Bölüm 8

163 9 0
                                    

-Ertesi gün-

Dün, istem dışı gerçekleşen o öpücükten sonra jungkook kendine gelen ilk kişi olup, hızla geri çekilmiş. "Özür dilerim, özür dilerim. Çok özür dilerim" diyerek daha benim bir açıklama yapmama izin vermeden koşarak uzaklaşmıştı.

O andan sonra da, onu bir daha okulda görememiştim. Görseydim eğer, ona her şeyi anlatırdım. Ellerinin ellerime temas ettiği an gözlerinin nasıl bir maviye döndüğünü ve öpücükten sonra elimin üstünde çıkan o ruh eşi izini.

Biliyordum ki şuan benim elimde olan iz'den onda da vardı ve merak ediyordum acaba jungkook bu iz'in anlamını biliyor muydu?

Açıkçası tüm bu olaylardan sonra jungkook'un normal bir insan olmadığını anlamıştım. Jungkook aynı benim gibiydi. O bir extraterrestrial'di. Bağlı olduğu bir gezegen vardı ve sanırım o safir mavisi gözlerini de gezegenine ait olan doğal taşların renginden almış olmaydı.

O satürn gezegenine ait bir extraterrestrial'di.

Dün bunu yoongi'ye anlattığımda "tahmin etmiştim. Hatta o yanında ki pembe kafa varya, jimindi sanırım adı. Oda normal değil" demişti.

Bunu nerden anladığını sorduğumda, hissettiğini söylemişti. Garipti ama yoongi'nin hisseleri gerçekten çok kuvvetliydi.

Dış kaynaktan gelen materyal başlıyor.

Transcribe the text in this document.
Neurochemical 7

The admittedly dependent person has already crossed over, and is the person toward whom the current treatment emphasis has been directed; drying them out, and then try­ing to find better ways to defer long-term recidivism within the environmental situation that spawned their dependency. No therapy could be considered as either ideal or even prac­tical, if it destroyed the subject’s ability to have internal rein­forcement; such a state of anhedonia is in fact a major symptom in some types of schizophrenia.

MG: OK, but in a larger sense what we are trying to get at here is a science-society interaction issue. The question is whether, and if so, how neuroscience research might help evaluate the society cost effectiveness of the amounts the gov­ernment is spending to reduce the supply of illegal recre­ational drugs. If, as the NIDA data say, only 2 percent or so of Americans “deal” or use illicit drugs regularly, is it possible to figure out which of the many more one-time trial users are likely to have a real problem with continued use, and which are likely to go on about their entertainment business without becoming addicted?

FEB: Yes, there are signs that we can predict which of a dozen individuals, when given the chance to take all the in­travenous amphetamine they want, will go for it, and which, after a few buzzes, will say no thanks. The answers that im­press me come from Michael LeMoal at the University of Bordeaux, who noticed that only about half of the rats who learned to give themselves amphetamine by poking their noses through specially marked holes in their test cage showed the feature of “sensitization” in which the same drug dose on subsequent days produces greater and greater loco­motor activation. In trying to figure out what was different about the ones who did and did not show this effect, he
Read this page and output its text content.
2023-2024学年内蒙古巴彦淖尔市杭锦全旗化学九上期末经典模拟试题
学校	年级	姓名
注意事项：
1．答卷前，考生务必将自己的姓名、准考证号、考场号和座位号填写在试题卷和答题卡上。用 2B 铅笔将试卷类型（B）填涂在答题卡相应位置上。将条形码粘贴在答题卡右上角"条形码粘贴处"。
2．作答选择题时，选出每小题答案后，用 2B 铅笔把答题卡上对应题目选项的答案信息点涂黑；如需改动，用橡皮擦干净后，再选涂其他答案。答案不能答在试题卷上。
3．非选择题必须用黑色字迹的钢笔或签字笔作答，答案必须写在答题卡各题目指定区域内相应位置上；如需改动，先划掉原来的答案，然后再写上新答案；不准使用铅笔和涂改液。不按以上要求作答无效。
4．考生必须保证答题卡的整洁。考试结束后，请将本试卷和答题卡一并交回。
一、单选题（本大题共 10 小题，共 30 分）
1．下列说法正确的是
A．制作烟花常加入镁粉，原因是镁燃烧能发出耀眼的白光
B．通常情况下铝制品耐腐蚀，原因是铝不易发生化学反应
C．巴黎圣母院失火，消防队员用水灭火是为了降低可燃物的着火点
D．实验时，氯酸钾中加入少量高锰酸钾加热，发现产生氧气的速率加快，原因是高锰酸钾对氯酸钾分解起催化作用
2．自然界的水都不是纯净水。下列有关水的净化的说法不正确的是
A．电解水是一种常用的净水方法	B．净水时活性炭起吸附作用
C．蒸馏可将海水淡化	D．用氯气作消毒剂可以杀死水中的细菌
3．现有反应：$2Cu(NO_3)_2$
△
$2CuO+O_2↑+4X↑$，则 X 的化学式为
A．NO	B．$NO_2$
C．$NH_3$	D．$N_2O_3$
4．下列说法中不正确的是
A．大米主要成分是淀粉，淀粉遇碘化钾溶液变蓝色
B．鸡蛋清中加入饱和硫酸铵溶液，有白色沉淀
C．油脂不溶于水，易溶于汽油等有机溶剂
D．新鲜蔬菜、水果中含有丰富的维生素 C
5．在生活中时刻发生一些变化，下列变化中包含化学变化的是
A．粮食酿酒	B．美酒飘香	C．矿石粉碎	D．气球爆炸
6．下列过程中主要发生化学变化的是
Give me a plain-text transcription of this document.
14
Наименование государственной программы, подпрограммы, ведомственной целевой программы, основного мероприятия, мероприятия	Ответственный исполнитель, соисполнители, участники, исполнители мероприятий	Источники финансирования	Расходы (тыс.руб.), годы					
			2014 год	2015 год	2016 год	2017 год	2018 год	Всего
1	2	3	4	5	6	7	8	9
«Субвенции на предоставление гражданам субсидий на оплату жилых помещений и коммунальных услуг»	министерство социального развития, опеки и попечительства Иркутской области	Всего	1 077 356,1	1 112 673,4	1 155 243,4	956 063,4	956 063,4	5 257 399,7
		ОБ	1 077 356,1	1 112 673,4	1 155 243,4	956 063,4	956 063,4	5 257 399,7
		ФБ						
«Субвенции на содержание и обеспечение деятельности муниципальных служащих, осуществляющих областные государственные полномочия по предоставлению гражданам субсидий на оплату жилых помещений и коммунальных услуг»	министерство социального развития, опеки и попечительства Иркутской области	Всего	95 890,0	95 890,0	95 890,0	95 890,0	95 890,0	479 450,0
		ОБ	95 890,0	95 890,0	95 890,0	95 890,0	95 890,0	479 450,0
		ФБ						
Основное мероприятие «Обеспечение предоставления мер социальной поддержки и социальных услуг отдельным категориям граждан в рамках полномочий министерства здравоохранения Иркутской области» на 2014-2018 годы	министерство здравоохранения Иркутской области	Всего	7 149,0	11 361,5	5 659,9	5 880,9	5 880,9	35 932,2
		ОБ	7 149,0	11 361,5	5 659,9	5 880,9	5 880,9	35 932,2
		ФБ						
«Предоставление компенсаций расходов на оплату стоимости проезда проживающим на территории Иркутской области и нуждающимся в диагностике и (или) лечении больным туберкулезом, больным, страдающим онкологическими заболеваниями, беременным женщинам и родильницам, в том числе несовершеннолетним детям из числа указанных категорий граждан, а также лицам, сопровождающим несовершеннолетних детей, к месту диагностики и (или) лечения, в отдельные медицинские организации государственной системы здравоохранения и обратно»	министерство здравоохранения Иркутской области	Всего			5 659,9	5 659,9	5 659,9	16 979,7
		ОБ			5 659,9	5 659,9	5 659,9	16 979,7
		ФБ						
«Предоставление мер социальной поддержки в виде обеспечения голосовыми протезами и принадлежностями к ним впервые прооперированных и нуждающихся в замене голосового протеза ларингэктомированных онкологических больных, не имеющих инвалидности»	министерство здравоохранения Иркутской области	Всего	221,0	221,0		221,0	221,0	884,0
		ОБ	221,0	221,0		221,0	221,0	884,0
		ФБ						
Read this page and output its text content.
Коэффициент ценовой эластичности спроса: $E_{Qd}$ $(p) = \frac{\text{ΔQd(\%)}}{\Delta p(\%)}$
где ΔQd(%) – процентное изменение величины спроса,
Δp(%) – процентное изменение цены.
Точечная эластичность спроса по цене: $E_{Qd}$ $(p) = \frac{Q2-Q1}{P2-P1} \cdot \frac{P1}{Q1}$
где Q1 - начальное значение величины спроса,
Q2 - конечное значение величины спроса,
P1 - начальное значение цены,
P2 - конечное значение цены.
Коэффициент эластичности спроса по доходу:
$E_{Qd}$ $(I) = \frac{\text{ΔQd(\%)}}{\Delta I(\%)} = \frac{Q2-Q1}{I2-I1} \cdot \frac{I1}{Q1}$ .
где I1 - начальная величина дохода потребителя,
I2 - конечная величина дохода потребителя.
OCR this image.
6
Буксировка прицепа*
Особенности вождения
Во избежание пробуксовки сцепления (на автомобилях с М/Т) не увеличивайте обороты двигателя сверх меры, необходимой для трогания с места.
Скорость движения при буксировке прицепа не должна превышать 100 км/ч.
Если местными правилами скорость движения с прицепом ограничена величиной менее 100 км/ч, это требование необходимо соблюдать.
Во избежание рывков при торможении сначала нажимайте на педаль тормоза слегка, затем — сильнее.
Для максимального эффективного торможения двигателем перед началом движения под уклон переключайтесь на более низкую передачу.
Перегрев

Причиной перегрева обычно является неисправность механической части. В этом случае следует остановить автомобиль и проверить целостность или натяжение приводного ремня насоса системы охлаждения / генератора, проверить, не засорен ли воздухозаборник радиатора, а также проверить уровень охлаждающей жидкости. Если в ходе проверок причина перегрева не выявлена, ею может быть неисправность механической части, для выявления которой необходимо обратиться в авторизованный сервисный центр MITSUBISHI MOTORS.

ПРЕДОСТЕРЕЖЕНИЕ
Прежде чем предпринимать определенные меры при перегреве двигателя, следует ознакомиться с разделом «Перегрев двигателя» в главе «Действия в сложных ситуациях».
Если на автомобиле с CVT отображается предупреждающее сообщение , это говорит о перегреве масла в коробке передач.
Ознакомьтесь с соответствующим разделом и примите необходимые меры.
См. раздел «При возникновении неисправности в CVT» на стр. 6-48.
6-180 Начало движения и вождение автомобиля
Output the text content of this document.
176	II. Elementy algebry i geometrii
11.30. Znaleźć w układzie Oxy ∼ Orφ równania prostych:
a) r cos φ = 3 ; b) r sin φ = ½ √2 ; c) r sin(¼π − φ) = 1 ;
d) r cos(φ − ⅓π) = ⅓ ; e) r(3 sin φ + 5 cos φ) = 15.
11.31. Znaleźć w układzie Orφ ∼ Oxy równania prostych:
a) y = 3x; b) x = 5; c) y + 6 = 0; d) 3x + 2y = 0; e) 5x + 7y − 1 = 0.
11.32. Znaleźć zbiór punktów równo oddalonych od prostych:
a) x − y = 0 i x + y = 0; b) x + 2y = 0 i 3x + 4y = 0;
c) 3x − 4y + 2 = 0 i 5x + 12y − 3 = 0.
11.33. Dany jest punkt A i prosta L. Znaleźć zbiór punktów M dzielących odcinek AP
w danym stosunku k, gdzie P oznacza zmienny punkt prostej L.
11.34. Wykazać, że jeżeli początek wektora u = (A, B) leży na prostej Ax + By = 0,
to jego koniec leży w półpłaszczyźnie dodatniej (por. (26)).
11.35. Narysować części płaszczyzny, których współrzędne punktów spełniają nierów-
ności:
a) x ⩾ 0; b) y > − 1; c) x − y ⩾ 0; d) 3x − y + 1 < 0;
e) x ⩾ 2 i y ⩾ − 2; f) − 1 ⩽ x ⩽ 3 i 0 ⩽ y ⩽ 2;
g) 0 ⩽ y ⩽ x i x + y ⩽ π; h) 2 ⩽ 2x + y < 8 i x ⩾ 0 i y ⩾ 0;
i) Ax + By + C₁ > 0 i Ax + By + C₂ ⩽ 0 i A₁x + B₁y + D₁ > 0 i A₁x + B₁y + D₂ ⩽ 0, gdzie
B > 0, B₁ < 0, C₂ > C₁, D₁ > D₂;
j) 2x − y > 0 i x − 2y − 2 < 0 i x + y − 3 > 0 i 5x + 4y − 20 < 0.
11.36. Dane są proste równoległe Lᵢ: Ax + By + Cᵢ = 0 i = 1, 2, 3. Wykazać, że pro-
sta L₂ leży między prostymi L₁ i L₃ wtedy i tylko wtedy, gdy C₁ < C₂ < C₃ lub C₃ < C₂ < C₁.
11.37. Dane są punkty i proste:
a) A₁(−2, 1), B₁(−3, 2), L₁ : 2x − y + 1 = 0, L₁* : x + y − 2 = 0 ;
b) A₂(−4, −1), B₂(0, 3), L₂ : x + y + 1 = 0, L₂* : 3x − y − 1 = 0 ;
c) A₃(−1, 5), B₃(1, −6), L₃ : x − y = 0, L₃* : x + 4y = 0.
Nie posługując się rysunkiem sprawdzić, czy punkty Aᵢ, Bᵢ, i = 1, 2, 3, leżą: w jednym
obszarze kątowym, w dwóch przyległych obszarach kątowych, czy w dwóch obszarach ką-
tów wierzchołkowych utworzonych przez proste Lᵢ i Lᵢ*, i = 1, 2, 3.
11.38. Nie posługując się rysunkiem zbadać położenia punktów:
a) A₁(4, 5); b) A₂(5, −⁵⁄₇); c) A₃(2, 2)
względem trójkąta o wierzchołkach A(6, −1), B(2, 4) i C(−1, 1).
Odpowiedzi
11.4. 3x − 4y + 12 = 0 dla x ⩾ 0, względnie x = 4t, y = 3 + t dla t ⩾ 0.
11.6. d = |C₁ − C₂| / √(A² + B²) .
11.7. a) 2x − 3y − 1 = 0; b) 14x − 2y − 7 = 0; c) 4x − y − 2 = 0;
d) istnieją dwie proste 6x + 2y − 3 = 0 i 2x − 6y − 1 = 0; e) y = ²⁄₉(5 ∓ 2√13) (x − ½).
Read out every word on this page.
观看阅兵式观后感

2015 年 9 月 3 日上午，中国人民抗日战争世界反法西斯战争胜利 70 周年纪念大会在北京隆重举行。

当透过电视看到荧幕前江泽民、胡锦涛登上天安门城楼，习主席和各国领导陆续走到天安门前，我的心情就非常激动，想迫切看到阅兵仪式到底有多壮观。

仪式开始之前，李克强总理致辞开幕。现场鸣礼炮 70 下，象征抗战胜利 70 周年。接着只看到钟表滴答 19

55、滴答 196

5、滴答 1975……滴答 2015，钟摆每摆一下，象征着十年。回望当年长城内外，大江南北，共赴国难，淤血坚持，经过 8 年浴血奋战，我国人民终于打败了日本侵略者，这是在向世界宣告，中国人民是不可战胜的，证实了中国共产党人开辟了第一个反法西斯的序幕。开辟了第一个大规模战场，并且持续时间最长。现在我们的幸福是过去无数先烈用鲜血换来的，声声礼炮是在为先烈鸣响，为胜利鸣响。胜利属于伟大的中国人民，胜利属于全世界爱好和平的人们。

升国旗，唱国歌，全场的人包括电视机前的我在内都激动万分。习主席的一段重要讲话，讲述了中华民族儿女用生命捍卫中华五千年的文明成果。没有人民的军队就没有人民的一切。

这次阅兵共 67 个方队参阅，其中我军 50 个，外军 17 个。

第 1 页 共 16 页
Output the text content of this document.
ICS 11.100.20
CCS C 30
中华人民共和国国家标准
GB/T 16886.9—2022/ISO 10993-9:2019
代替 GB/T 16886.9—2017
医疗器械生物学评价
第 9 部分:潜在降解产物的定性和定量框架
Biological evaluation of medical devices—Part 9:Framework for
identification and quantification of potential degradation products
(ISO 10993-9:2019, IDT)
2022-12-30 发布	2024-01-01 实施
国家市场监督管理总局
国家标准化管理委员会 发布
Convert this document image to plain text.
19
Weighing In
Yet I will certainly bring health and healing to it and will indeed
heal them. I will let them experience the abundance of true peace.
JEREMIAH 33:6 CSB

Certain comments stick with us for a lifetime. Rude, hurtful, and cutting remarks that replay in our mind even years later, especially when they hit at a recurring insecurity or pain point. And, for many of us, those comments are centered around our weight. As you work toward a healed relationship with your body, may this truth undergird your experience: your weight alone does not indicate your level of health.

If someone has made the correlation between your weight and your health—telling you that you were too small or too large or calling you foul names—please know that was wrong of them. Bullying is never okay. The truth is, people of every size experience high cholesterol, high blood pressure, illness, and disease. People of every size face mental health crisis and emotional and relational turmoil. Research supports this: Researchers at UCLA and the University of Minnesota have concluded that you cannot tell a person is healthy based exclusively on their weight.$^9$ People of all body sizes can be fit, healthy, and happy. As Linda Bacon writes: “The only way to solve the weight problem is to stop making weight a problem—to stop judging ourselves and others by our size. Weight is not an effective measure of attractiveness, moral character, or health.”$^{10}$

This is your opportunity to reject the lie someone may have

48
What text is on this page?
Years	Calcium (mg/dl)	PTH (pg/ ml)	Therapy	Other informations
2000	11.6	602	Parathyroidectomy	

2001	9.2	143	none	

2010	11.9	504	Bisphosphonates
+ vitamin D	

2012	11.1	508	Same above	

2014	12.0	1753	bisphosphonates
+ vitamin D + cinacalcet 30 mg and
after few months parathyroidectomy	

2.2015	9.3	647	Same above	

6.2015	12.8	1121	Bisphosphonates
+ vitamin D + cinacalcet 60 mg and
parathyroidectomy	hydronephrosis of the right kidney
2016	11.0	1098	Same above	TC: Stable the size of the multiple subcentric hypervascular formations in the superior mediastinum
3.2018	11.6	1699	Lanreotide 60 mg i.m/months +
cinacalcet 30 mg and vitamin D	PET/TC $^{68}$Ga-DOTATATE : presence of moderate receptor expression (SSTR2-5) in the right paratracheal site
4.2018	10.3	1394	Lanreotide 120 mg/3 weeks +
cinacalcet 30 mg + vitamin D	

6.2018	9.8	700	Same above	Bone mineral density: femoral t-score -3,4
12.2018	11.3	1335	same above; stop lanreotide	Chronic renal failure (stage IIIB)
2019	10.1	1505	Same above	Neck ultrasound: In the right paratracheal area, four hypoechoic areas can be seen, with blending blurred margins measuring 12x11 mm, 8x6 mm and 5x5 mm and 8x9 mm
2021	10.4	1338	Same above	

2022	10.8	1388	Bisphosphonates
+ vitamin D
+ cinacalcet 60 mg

Bugünse dersimiz olmadığı için dışarı çıkmış, lilith'i bulmak için sokaklarda dolaşıyorduk. Her ne kadar sinyali sayesinde daha önce uğradığı yerlerinin bir listesini yapmış olsak da, lilith'in her zaman aynı yerde kalmayacağını da biliyorduk. Bulunmamak için sürekli ya mekan, ya da şehir değiştirecekti. Bu yüzden işimiz oldukça uzayacaktı ve bu şehir o kadar büyüktü ki gez gez bitmiyordu. 

Lilith'i bulmak için hem lazer gözlerimi, hem de bileğimde ki uyarıcı sinyalini kullanıyordum. Olurda Lilith yakınlarda bi yerlerdeyse eğer, bileğimde ki bileklik titreşim vererek beni uyaracaktı.
Ama ne yazık ki kaç saattir gezmeme rağmen ne ufacık bir ipucu, ne de ufak bir sinyal vardı. Anlaşılan benim zeki kardeşim bu sefer gerçekten de zekasını kullanarak hareket ediyordu.

En sonunda bıkmış ve bunalmış bir şekilde ara sokaklardan birine girdiğimde, gördüğüm görüntü duraksamamı sağlamıştı. Jungkook önünde duran tuhaf giyinimli 2 adamla bir şeyler konuşuyordu ve sinirli olduğu her halinden belliydi.
Jungkook'u kimin sinirlendirdiğini ve bu adamların kim olduğunu öğrenmek istediğim için dayanamayıp konuştuklarını dinlemeye başladım.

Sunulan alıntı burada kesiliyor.